Mit Wirkung zum 1.1.2011 sind die Verordnungs- und Wirtschaftlichkeitsziele dahingehend konkretisiert, dass in der Arzneivereinbarung auch die Verordnungsanteile für Wirkstoffe und Wirkstoffgruppen im jeweiligen Anwendungsgebiet vereinbart werden können. Da es sich nach der Gesetzesbegründung um eine Klarstellung handelt, mit der lediglich ein redaktionelles Versehen korrigiert worden ist, war diese Konkretisierung auch schon in den Arzneivereinbarungen vor dem 1.1.2011 zulässig.

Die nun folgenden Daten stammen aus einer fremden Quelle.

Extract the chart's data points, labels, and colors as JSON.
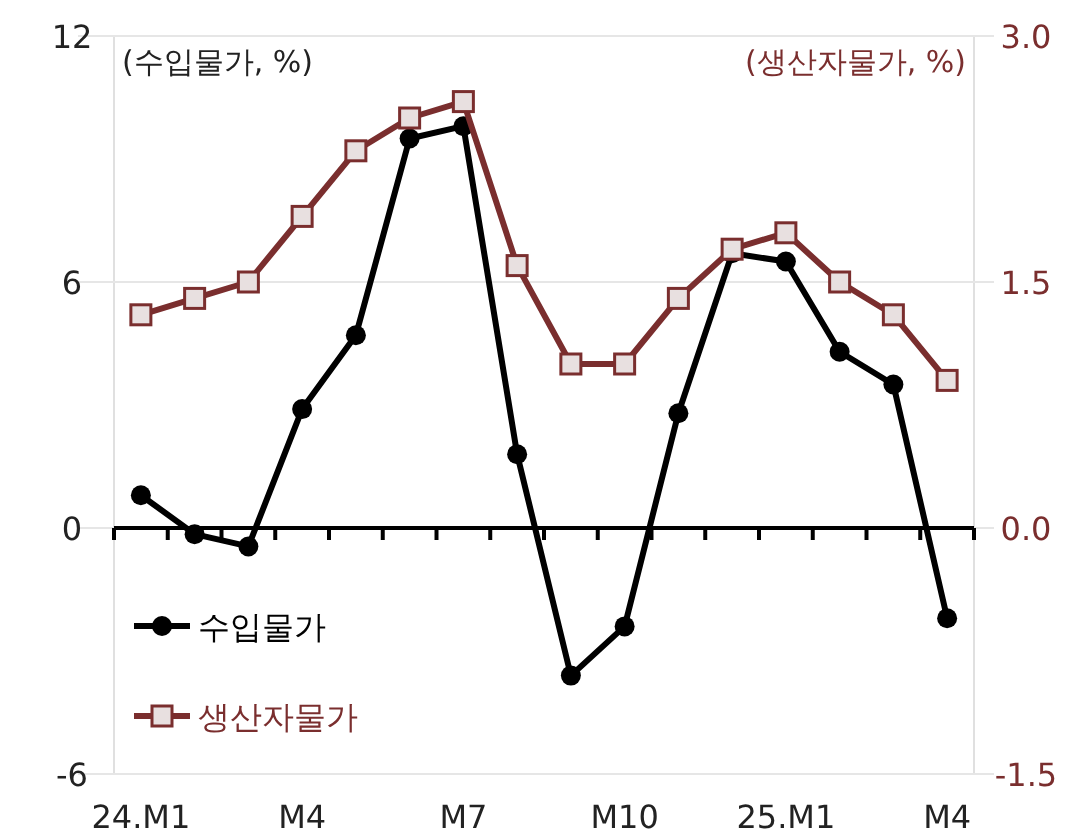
{
  "chart_data": {
    "type": "line",
    "ylabel": "(수입물가, %)",
    "y2label": "(생산자물가, %)",
    "categories": [
      "24.M1",
      null,
      null,
      "M4",
      null,
      null,
      "M7",
      null,
      null,
      "M10",
      null,
      null,
      "25.M1",
      null,
      null,
      "M4"
    ],
    "series": [
      {
        "name": "수입물가",
        "color": "#000000",
        "marker": "circle",
        "values": [
          0.8,
          -0.15,
          -0.45,
          2.9,
          4.7,
          9.5,
          9.8,
          1.8,
          -3.6,
          -2.4,
          2.8,
          6.7,
          6.5,
          4.3,
          3.5,
          -2.2
        ]
      },
      {
        "name": "생산자물가",
        "color": "#7a2e2e",
        "marker": "square",
        "axis": "y2",
        "values": [
          1.3,
          1.4,
          1.5,
          1.9,
          2.3,
          2.5,
          2.6,
          1.6,
          1.0,
          1.0,
          1.4,
          1.7,
          1.8,
          1.5,
          1.3,
          0.9
        ]
      }
    ],
    "ylim": [
      -6,
      12
    ],
    "yticks": [
      -6,
      0,
      6,
      12
    ],
    "y2lim": [
      -1.5,
      3.0
    ],
    "y2ticks": [
      {
        "value": -1.5,
        "label": "-1.5"
      },
      {
        "value": 0,
        "label": "0.0"
      },
      {
        "value": 1.5,
        "label": "1.5"
      },
      {
        "value": 3.0,
        "label": "3.0"
      }
    ],
    "grid": "y",
    "legend": "bottom left"
  }
}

In Nordrhein gilt seit 2020 für die Verordnungs- und Wirtschaftlichkeitsziele der Arzneimittelvereinbarung die sog. Me-too-Liste, die vereinfacht dargestellt, Analogpräparate mit preiswerten zur Verfügung stehenden Alternativen enthält. Analogpräparate sind chemische Innovationen mit pharmakologisch vergleichbaren Wirkungen ohne indikationsspezifische therapeutische Vorteile, die jedoch anders als Generika nicht wirkstoffgleich sind. Diese neuen Substanzen sind patentfähig und ermöglichen dem Erfinder in großen Indikationsgruppen einen profitablen Marktanteil. Arzneimittel mit solchen geringen Molekülvariationen werden wegen ihrer Ähnlichkeit zu bereits eingeführten Wirkstoffen in den angelsächsischen Ländern als sog. Me-too-Präparate bezeichnet. Pharmazeutische Unternehmer fahren aggressive Werbekampagnen, um ihre Produkte gegenüber denen der Wettbewerber zu profilieren, selbst wenn die Produkte im Grunde genommen nicht zu unterscheiden sind. Patentgebundene Analogmittel sind zudem oft teurer als die bereits eingeführten Präparate, sodass es sich ohne Verlust an der Qualität der Arzneimittelversorgung lohnt, den Anteil der Analogmittel per Zielvereinbarung zu reduzieren.

 

Rz. 49

Versorgungs- und Wirtschaftlichkeitsziele (Abs. 1 Satz 2 Nr. 2) sind auf KV-Ebene nur sinnvoll, wenn sie in Zielvereinbarungen gekleidet sind, die konkrete, auf die Umsetzung dieser Ziele ausgerichtete Maßnahmen vorgeben. Insofern sind Zielvereinbarungen ein Instrument, die wirtschaftliche Verordnungsweise der Ärzte insgesamt und des einzelnen Arztes im KV-Bereich zu sichern. Bei den Zielvereinbarungen können sich die Vertragspartner der Arzneimittelvereinbarung auf konkrete Einsparpotentiale in der Arzneimittelversorgung verständigen, wie etwa den Anteil der preisgünstigen Generika zu erhöhen oder den der Analogpräparate und umstrittenen Arzneimittel zu senken. Durch das Wort "insbesondere" in Abs. 1 Nr. 2 wird deutlich, dass Zielvereinbarungen in erster Linie dazu dienen, während der Laufzeit der Arzneimittelvereinbarung die Ärzte im KV-Bereich allgemein oder gezielt zu informieren und zu beraten.

 

Rz. 50

Mit dieser Steuerung durch Zielvereinbarungen werden die Partner der Arzneimittelvereinbarung präventiv tätig, weil es immer besser ist, die Einhaltung oder Unterschreitung des Arzneiverordnungsvolumens unter der Prämisse einer bedarfsgerechten, wirtschaftlichen und qualitätsgesicherten Arzneimittelversorgung zu erreichen als nachträglich mit aufwendigen Ausgleichsmaßnahmen zu reagieren, wenn das Arzneiverordnungsvolumen oder die Zielvereinbarungen überschritten worden sind. Das gesetzlich vorgesehene Verfahren der arztbezogenen Wirtschaftlichkeitsprüfung der ärztlich verordneten Leistungen (§ 106b) wird durch die Zielvereinbarungen nicht ersetzt, sondern ggf. als Maßnahme eingesetzt, wenn die Zielvereinbarungen erreicht (keine Prüfung nach § 106b) oder nicht erreicht worden sind (Prüfung nach § 106b).